White collar, professional work, is changing. Offices are no longer needed. Many might think the typical remote worker is a millennial working in a startup, an entrepreneur or a freelancer. It turns out that jeans, hoody and flip flop wearing twenty-something stereotype would be wrong. According to the New York Times, the average remote worker is ‘a 49-year-old college graduate — man or woman — who earns about $58,000 a year and belongs to a company with more than 100 employees,’ based on US census data.
Remote work has been on the increase since the recession (you could event start a business in bali). At the same time so has self-employment and the growth of the global startup community. Hence the impression that most remote employees are recent graduates lounging around on beanbags being paid six figure salaries to write code. Like the idea that most startup founders have to be university dropouts, that is an outlier concept. So let’s take a quick look at what remote work is really like from an employers perspective.
1. Trust is Essential
Out of sight out of mind isn’t a truism which fits with remote work. If your out of sight team is always on your mind, then they aren’t the right people to work with. You need – as an employer or someone who’s hired remote contractors – to give them a task then get on with your own work. Not spend all the time worrying they’re doing their job.
2. Two Way Rapid Response
Some Founder-CEOs freely admit that they’re a bottleneck. The thing is, it’s all very well having remote workers you can trust to get the job done, but they need the same level of confidence in you. It’s a two-way street. Remote work doesn’t work when both parties are constantly chasing or stressing about the other.
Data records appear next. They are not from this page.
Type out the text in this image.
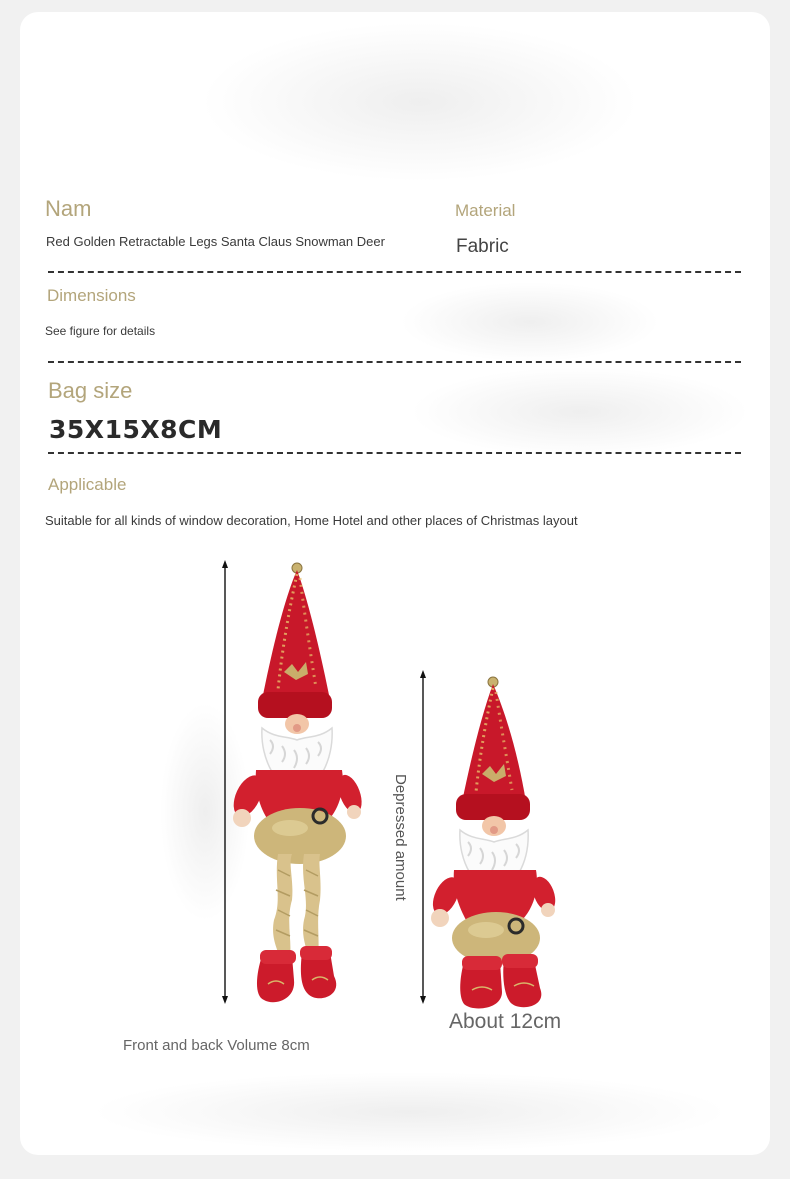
Nam
Red Golden Retractable Legs Santa Claus Snowman Deer
Material
Fabric
Dimensions
See figure for details
Bag size
35X15X8CM
Applicable
Suitable for all kinds of window decoration, Home Hotel and other places of Christmas layout
Front and back Volume 8cm
Depressed amount
About 12cm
3. Not a Good Job for the Lonely
Remote work can be very isolating. You might go the entire working day without speaking to colleagues or clients. Even working in incubators doesn’t always mean there’s a high level of interaction. It all depends on the place and people of course, but you can’t expect to work in a friendly office. Those who don’t cope well on their own won’t enjoy remote work.
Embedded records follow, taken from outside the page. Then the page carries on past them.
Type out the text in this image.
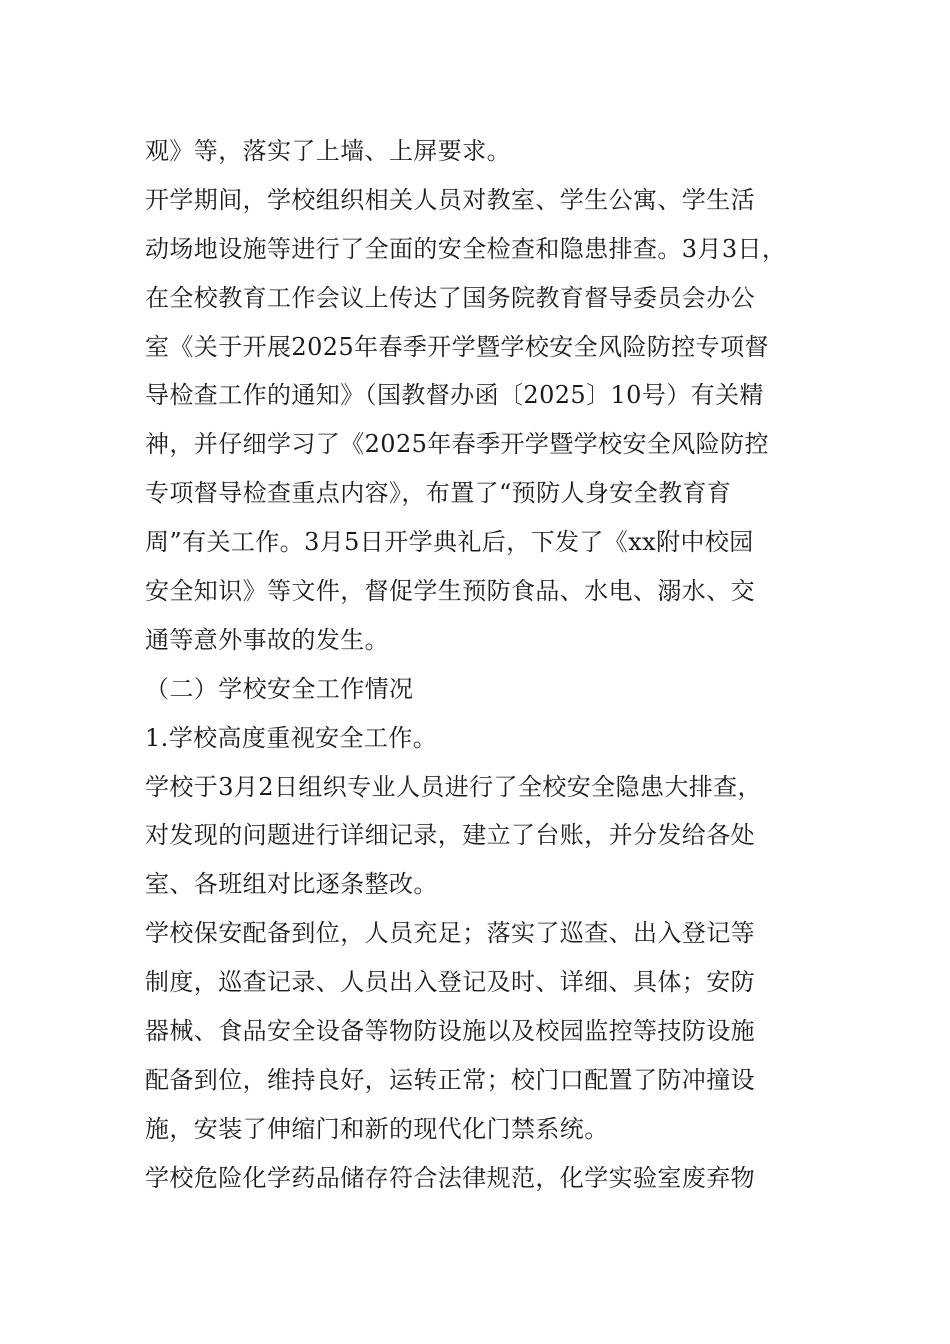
观》等，落实了上墙、上屏要求。
开学期间，学校组织相关人员对教室、学生公寓、学生活
动场地设施等进行了全面的安全检查和隐患排查。3月3日，
在全校教育工作会议上传达了国务院教育督导委员会办公
室《关于开展2025年春季开学暨学校安全风险防控专项督
导检查工作的通知》（国教督办函〔2025〕10号）有关精
神，并仔细学习了《2025年春季开学暨学校安全风险防控
专项督导检查重点内容》，布置了“预防人身安全教育育
周”有关工作。3月5日开学典礼后，下发了《xx附中校园
安全知识》等文件，督促学生预防食品、水电、溺水、交
通等意外事故的发生。
（二）学校安全工作情况
1.学校高度重视安全工作。
学校于3月2日组织专业人员进行了全校安全隐患大排查，
对发现的问题进行详细记录，建立了台账，并分发给各处
室、各班组对比逐条整改。
学校保安配备到位，人员充足；落实了巡查、出入登记等
制度，巡查记录、人员出入登记及时、详细、具体；安防
器械、食品安全设备等物防设施以及校园监控等技防设施
配备到位，维持良好，运转正常；校门口配置了防冲撞设
施，安装了伸缩门和新的现代化门禁系统。
学校危险化学药品储存符合法律规范，化学实验室废弃物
4. Connectivity Tools Are Key
For the geographically diverse, having the right tools can make all the difference. A few tried and tested tools include Skype or Google Hangouts (for free calls), Basecamp (to do lists), iDoneThis (keeping teams on task – recommended by Buffer CEO, Joel Gascoigne), social media platforms (Buffer, Hootsuite) and handy apps, like Hello Sign, which takes away the need to print, sign and scan documents.
Keeping a few world clocks set to the time zones of your colleagues or clients is also useful – to avoid missing any meetings. Remote work suits the disciplined and natural self-starters. Those are exactly the kind of people who thrive in startups but hire carefully. They could make a big difference on your productivity or be a big headache.